Selon Eyad Al Jazzazeh, à la tête de Eghathet Al Malhoof, celle-ci a reçu une profusion de dons d'individus, d'associations, d'entreprises privées et de commerçants.

Plus de 250 médecins, infirmières et équipes médicales se sont portés volontaires et campent à ar-Ramtha pour aider tous ceux ayant besoin de soins, en plus de garantir qu'aucun virus ou maladie contagieuse ne se propage parmi les Syriens déplacés à la frontière. Des patients ont été admis dans des hôpitaux publics jordaniens.

A côté de l'aide concrète, deux mots-clics Twitter en tête de tendance, #open_the_borders (ouvrez les frontières) et #we’ll_share_our_bread_in_half, (nous allons partager notre pain en deux), ont ajouté à la mobilisation pour l'aide et la solidarité. Tandis que la Jordanie se débat dans ses propres difficultés, de nombreux Jordaniens pensent que les Syriens déplacés doivent être admis dans le pays, à en croire les récentes réactions citoyennes sur Twitter :

C'est le plus vaste déplacement de la guerre de Syrie. Les gens manquent du minimum nécessaire à la survie.
N'abandonnez pas la Syrie.
Écrivez sur Deraa.
Parlez de Deraa.
Demandez à la Jordanie d'ouvrir les frontières aux gens et à l'aide humanitaire.

“Des milliers de vies innocentes vont être perdues, une fois de plus, si on n'agit pas en urgence.”
Déclaration de @RefugeesChief sur la Syrie du sud-ouest où :
-750.000 vies sont en danger
-320.000 déplacés et une situation désespérée
-60.000 parqués à la frontière

Jordanie : ouverture des cœurs, fermeture des frontières

L’ONU a demandé à la Jordanie d'ouvrir ses frontières, mettant en garde que les Syriens déplacés près de la frontière n'ont pas d'autre choix et que leurs vies sont en jeu. La Jordanie s'obstine pourtant à maintenir la fermeture et invite l'ONU à assurer leur sécurité à l'intérieur de la Syrie.
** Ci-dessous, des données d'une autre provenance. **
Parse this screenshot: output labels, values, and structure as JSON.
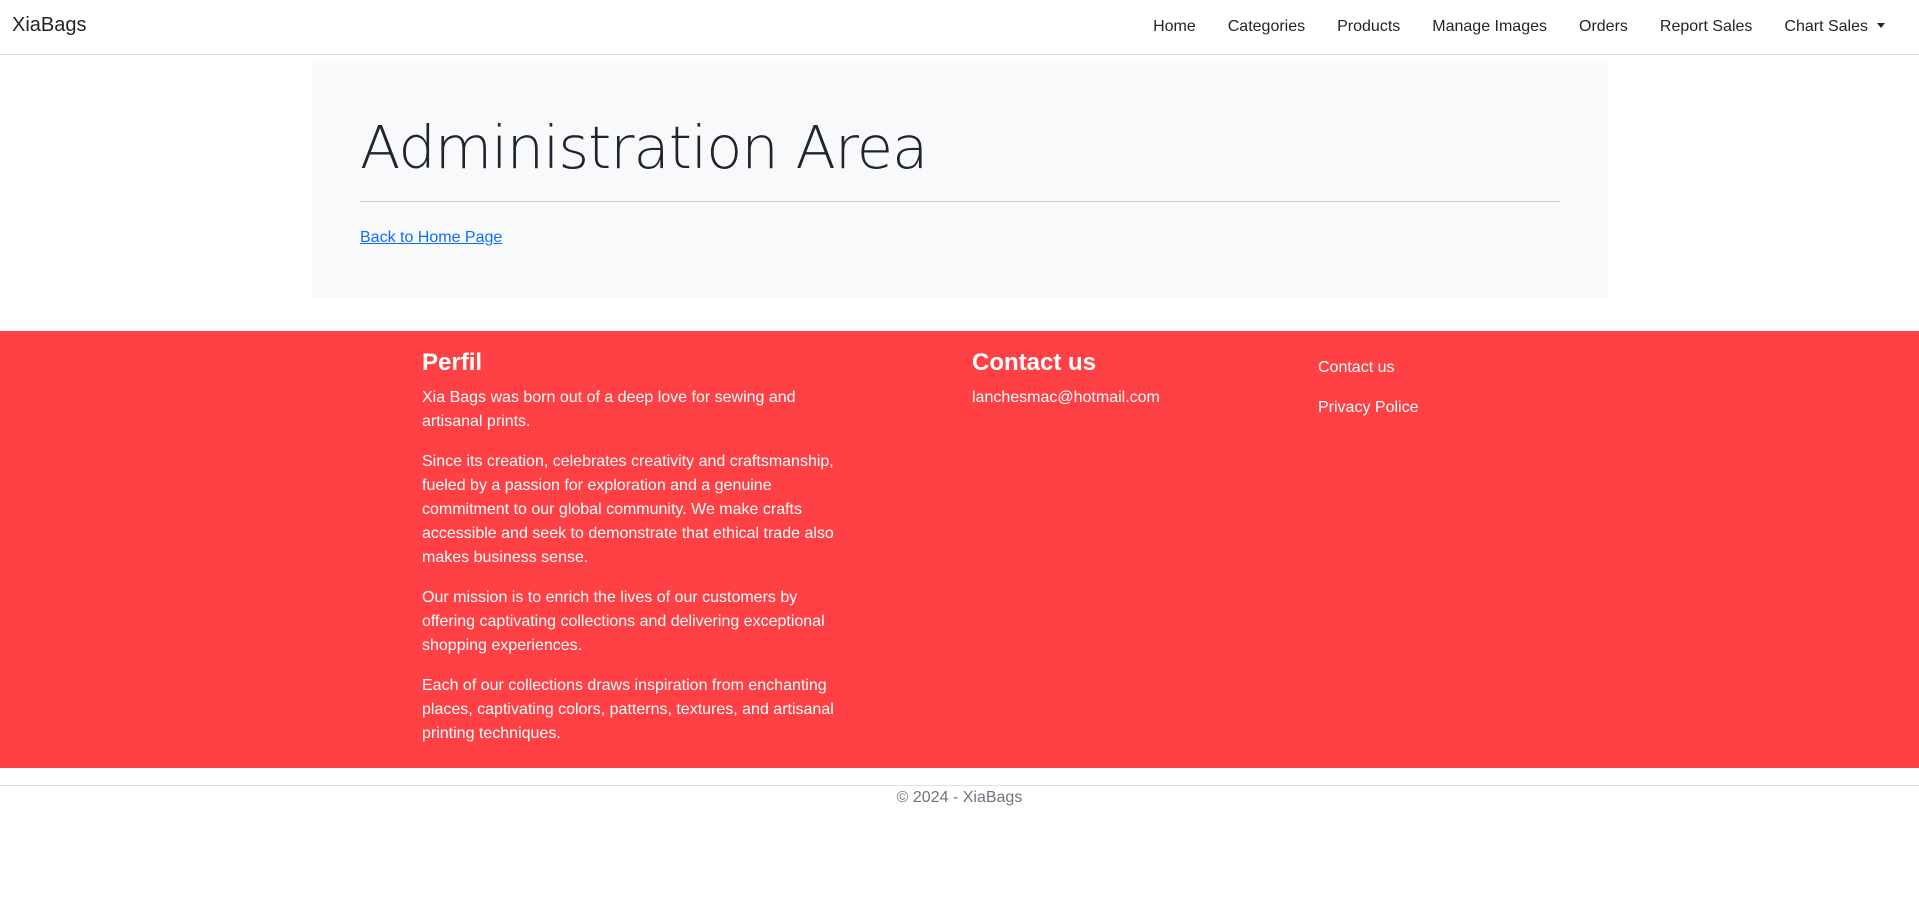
{
  "navbar": {
    "brand": "XiaBags",
    "links": [
      {
        "label": "Home"
      },
      {
        "label": "Categories"
      },
      {
        "label": "Products"
      },
      {
        "label": "Manage Images"
      },
      {
        "label": "Orders"
      },
      {
        "label": "Report Sales"
      },
      {
        "label": "Chart Sales"
      }
    ]
  },
  "admin": {
    "title": "Administration Area",
    "back_link": "Back to Home Page"
  },
  "footer": {
    "perfil": {
      "heading": "Perfil",
      "paragraphs": [
        "Xia Bags was born out of a deep love for sewing and artisanal prints.",
        "Since its creation, celebrates creativity and craftsmanship, fueled by a passion for exploration and a genuine commitment to our global community. We make crafts accessible and seek to demonstrate that ethical trade also makes business sense.",
        "Our mission is to enrich the lives of our customers by offering captivating collections and delivering exceptional shopping experiences.",
        "Each of our collections draws inspiration from enchanting places, captivating colors, patterns, textures, and artisanal printing techniques."
      ]
    },
    "contact": {
      "heading": "Contact us",
      "email": "lanchesmac@hotmail.com"
    },
    "links": [
      {
        "label": "Contact us"
      },
      {
        "label": "Privacy Police"
      }
    ],
    "copyright": "© 2024 - XiaBags"
  },
  "colors": {
    "footer_background": "#ff4044",
    "link": "#0d6efd",
    "panel_background": "#f8f9fa"
  }
}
Un mois seulement avant les grèves, la Jordanie annonçait ne plus pouvoir admettre davantage de réfugiés.

Les récentes manifestations pacifiques de mai 2018, organisées par les syndicats contre une nouvelle loi fiscale, ont amené les Jordaniens à faire entendre d'autres griefs, dont le fardeau des réfugiés. Cela a eu pour effet la démission du gouvernement en entier, et celui qui lui a succédé est devenu très prudent sur les questions concernant les réfugiés, puisque certains tentaient de leur attribuer les maux du pays.

Le gouvernement actuel ne se sent “aucune obligation” d'ouvrir les frontières, puisque le soutien au plan de réaction pour les réfugiés (un plan issu d'un partenariat stratégique entre la Jordanie et la communauté internationale) n'est qu'un décevant 7 pour cent cette année, en contraste avec les 65 pour cent de 2017.
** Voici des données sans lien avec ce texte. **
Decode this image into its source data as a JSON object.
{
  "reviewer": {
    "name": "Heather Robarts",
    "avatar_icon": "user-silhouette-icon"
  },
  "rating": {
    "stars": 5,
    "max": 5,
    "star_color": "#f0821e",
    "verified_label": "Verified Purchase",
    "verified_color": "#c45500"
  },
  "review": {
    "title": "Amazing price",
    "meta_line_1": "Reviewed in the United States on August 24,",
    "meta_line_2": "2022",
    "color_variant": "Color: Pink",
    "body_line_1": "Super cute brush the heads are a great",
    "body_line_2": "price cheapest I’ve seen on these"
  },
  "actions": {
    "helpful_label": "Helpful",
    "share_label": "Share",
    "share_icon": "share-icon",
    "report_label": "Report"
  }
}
Les soutiens essentiels de l’État syrien sont la Russie et l'Iran, alors que les États-Unis, la Turquie et l'Arabie saoudite soutiennent les rebelles. Mais les USA et les autres alliés des rebelles auraient d'après certaines informations abandonné ceux-ci et ne leur envoient plus d'aide.

Par leur ambassade à Amman (Jordanie), les USA ont envoyé aux rebelles du sud un message leur disant de ne plus compter sur aucune puissance de feu américaine.

Les rebelles se retrouvent désormais isolés sans aide, et les civils sont écartelés entre un retour dans des villes sous les bombes où leur mort est certaine, et l'attente aux frontières d'Israël et de la Jordanie.